Takip eden on binlerce yıl boyunca güneş, şimdi yıldızlı gökyüzünü dolduran çeşitli dünyaların hükümdarları olan bakterilerin, yumuşak gövdeli yaratıkların ve bitkilerin üzerine parladı!
Sonunda, okyanuslarda balıklar ve suların kıyılarında yaşayabilen, ancak ondan uzaklaşamayan canlılar ortaya çıktı. Bir gün Bai Xiaochun’un yıldızlı gökyüzündeki ‘gözleri’ kurbağa ya da kurbağaya benzeyen ama yine de bu hayvanlardan farklı olan şeyleri gördü.

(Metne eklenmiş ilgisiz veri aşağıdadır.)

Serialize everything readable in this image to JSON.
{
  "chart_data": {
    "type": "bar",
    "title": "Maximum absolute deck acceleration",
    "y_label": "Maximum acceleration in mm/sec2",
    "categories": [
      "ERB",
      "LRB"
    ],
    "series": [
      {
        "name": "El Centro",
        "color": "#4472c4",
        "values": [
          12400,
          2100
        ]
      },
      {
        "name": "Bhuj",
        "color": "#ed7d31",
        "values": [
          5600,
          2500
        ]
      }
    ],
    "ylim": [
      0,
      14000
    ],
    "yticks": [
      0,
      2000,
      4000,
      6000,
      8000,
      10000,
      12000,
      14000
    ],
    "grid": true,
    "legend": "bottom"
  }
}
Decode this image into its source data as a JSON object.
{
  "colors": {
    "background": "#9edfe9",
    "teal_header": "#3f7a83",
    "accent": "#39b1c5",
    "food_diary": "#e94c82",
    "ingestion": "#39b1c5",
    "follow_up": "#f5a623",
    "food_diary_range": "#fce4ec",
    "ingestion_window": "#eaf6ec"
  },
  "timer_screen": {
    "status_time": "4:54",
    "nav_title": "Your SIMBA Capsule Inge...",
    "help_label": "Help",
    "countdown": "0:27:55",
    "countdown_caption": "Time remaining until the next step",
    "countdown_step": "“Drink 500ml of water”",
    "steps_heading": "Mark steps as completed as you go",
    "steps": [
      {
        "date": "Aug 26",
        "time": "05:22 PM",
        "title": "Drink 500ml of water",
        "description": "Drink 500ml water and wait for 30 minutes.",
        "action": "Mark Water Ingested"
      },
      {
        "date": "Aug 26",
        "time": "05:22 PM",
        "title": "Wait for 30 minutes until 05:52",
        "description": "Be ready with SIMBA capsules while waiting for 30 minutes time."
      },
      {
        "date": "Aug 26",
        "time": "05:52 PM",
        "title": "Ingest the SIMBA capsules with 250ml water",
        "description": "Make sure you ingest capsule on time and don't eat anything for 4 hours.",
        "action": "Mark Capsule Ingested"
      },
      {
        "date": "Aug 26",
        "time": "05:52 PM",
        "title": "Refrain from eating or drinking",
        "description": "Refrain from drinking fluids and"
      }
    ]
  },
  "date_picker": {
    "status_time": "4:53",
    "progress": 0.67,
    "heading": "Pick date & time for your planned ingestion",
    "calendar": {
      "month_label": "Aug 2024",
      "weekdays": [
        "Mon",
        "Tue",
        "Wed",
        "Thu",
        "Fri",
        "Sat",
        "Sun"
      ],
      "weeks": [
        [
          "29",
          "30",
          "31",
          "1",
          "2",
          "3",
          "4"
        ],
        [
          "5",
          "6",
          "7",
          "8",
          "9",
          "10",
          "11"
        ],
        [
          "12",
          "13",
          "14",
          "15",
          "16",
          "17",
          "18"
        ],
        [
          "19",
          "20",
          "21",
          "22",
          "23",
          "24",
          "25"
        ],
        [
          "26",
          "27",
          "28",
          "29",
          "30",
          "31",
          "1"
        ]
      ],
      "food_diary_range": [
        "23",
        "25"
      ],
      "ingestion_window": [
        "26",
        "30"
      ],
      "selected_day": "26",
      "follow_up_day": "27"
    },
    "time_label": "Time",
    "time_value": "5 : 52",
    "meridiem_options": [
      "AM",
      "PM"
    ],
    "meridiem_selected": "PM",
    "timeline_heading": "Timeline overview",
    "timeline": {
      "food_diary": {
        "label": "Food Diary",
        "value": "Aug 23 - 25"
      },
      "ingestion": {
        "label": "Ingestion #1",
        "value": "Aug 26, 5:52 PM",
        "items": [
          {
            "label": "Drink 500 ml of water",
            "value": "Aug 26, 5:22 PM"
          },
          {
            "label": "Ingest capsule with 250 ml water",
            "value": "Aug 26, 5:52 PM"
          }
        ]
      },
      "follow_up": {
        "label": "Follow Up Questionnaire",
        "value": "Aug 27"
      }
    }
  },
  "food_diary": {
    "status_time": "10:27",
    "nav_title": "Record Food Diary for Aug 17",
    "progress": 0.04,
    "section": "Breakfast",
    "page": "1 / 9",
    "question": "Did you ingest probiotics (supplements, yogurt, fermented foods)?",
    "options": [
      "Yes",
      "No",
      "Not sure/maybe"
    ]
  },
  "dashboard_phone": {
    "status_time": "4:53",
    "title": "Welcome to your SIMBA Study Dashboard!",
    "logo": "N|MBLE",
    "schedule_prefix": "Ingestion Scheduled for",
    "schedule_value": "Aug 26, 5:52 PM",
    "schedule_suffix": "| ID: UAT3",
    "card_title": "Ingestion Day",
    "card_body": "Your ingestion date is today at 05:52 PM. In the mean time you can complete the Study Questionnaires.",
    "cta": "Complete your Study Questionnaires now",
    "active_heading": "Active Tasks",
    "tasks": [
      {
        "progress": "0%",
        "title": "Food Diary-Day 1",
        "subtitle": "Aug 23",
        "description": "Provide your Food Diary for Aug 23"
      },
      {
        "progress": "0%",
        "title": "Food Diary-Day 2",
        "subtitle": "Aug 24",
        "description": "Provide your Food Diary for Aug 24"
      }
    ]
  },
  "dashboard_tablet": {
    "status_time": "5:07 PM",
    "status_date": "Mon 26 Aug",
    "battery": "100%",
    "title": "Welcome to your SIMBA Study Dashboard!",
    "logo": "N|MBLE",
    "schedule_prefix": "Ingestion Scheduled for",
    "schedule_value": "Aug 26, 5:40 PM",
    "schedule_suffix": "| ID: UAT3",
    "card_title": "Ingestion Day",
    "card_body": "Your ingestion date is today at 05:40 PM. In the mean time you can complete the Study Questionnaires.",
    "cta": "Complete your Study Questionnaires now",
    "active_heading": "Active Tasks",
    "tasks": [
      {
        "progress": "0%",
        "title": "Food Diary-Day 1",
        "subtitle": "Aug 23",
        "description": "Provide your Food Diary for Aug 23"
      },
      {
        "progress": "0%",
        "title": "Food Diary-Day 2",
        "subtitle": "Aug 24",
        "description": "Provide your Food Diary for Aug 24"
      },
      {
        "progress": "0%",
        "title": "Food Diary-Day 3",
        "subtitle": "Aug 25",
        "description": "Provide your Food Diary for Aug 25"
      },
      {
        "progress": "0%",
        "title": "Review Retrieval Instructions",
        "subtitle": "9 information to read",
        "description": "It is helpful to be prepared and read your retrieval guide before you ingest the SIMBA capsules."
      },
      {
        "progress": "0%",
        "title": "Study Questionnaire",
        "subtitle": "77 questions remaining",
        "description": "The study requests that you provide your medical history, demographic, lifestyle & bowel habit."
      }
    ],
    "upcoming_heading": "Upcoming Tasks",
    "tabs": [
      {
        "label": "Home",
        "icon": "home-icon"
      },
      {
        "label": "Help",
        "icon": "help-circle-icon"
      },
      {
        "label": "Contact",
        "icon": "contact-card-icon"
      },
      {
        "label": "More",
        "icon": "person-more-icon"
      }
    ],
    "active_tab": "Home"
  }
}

Sonunda, çayırlarda kertenkele benzeri hayvanlar ortaya çıktı. Bai Xiaochun’un gözleri olan güneşler karşılık olarak parlıyordu.
O anda, yıldızlı gökyüzündeki tüm canlılar aniden ruhlarında konuşan bir ses duydular.
“Çok yakında…”
Bu ses konuştuğunda, tüm bitkiler gökyüzüne doğru uzandı ve tüm hayvanlar yukarı baktı. Balıklar bile hareket etmeyi bıraktı.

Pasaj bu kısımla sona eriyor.